We call paganism an absence of the Christian revelation. That is why we distinguish between paganism and the different heresies; that is why we give the name of Christian to imperfect and distorted Christians who only possess a part of Catholic truth and usually add to it doctrines which are contradictory of Catholic truth. Moreover, the word “Christian,” though so vague as to be dangerous, has this much reality about it, that there is something different between the general atmosphere or savor of any society or person or literature which can be called Christian at all and those which are wholly lacking in any part of Christian doctrine. For a Christian man or society is one that has some part of Catholicism left in him. But when every shred of Catholicism is lost we call that state of things “Unchristian.” 
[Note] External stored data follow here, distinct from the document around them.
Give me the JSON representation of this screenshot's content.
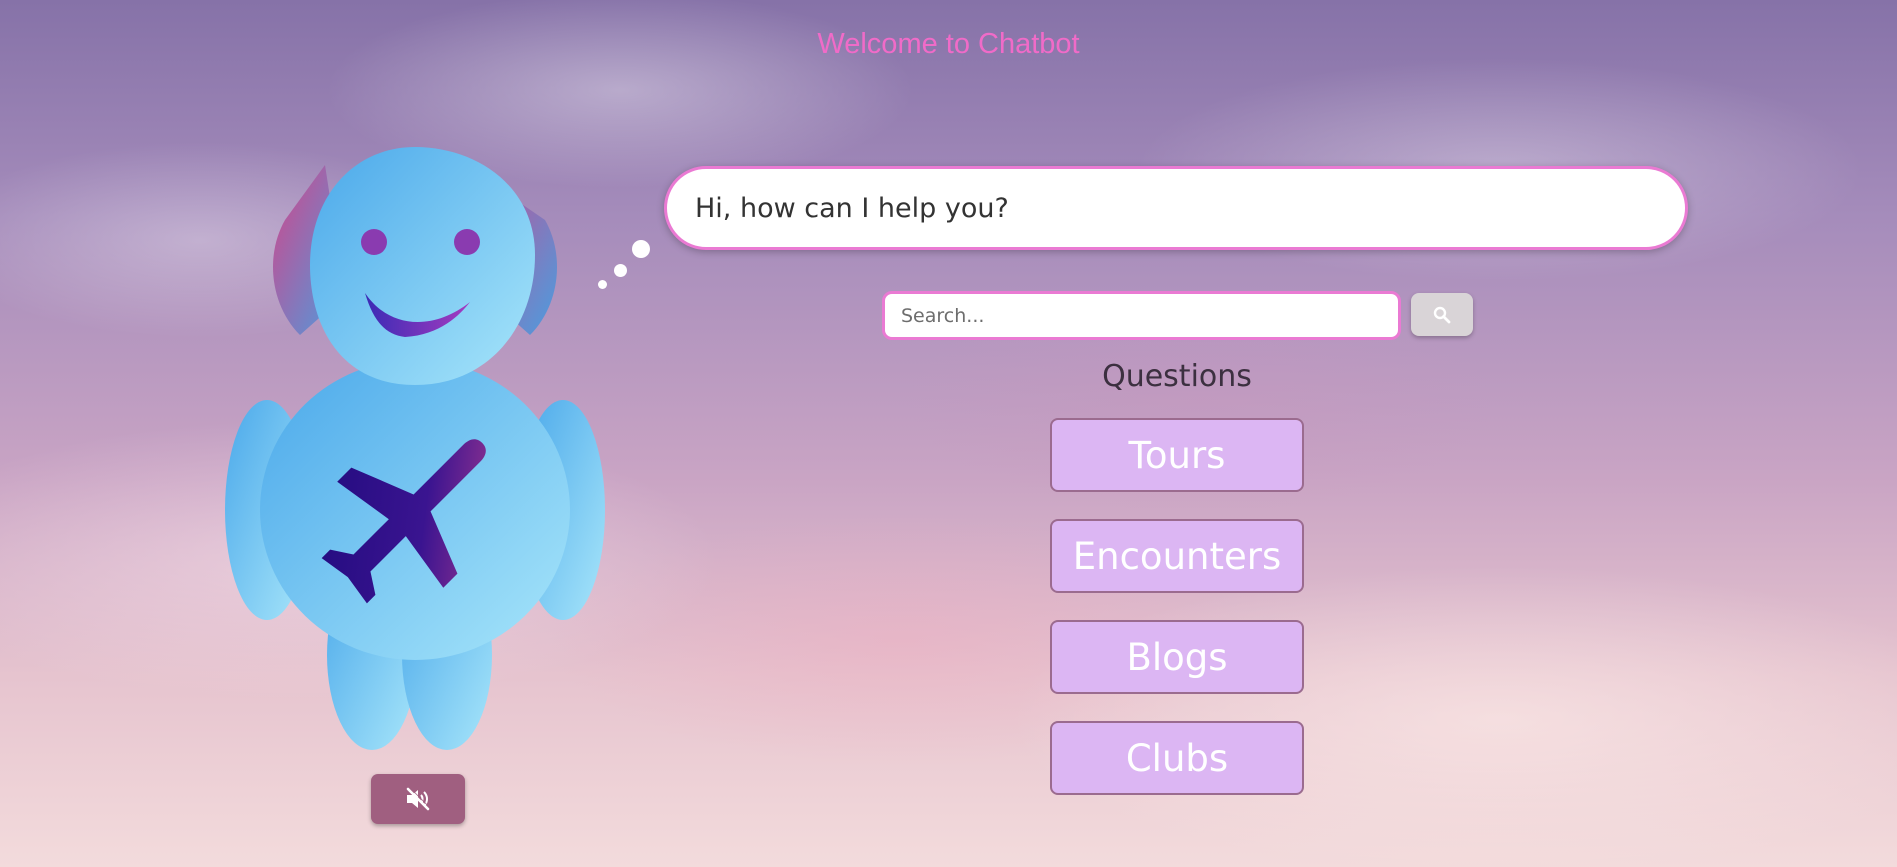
{
  "header": {
    "title": "Welcome to Chatbot"
  },
  "bot": {
    "speech": "Hi, how can I help you?",
    "avatar_icon": "robot-mascot-icon",
    "chest_icon": "airplane-icon"
  },
  "search": {
    "placeholder": "Search...",
    "value": "",
    "button_icon": "search-icon"
  },
  "questions": {
    "heading": "Questions",
    "items": [
      {
        "label": "Tours"
      },
      {
        "label": "Encounters"
      },
      {
        "label": "Blogs"
      },
      {
        "label": "Clubs"
      }
    ]
  },
  "audio": {
    "icon": "volume-mute-icon"
  },
  "colors": {
    "title": "#f06bc8",
    "accent_border": "#ea7ad3",
    "question_button_bg": "#dcb6f3",
    "mute_button_bg": "#a05f80",
    "bot_body": "#5ab8ee"
  }
}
Now, it must be evident to everybody by this time that, with the attack on faith and the Church at the Reformation, the successful rebellion of so many and their secession from united Christendom, there began a process which could only end in the complete loss of all Catholic doctrine and morals by the deserters. That consummation we are today reaching. It took a long time to come about, but come about it has. We have but to look around us to see that there are, spreading over what used to be the Christian world, larger and larger areas over which the Christian spirit has wholly failed; is absent. I mean by “larger areas” both larger moral and larger physical areas, but especially larger moral areas. There are now whole groups of books, whole bodies of men, which are definitely pagan, and these are beginning to join up into larger groups. It is like the freezing over of a pond, which begins in patches of ice; the patches unite to form wide sheets, till at last the whole is one solid surface. There are considerable masses of literature in the modern world, of philosophy and history (and especially of fiction), which are pagan and they are coalescing—to form a corpus of anti-Christian influence. It is not so much that they deny the Incarnation and the Resurrection, not even that they ignore doctrine. It is rather that they contradict and oppose the old inherited Christian system of morals to which people used to adhere long after they had given up definite doctrine. 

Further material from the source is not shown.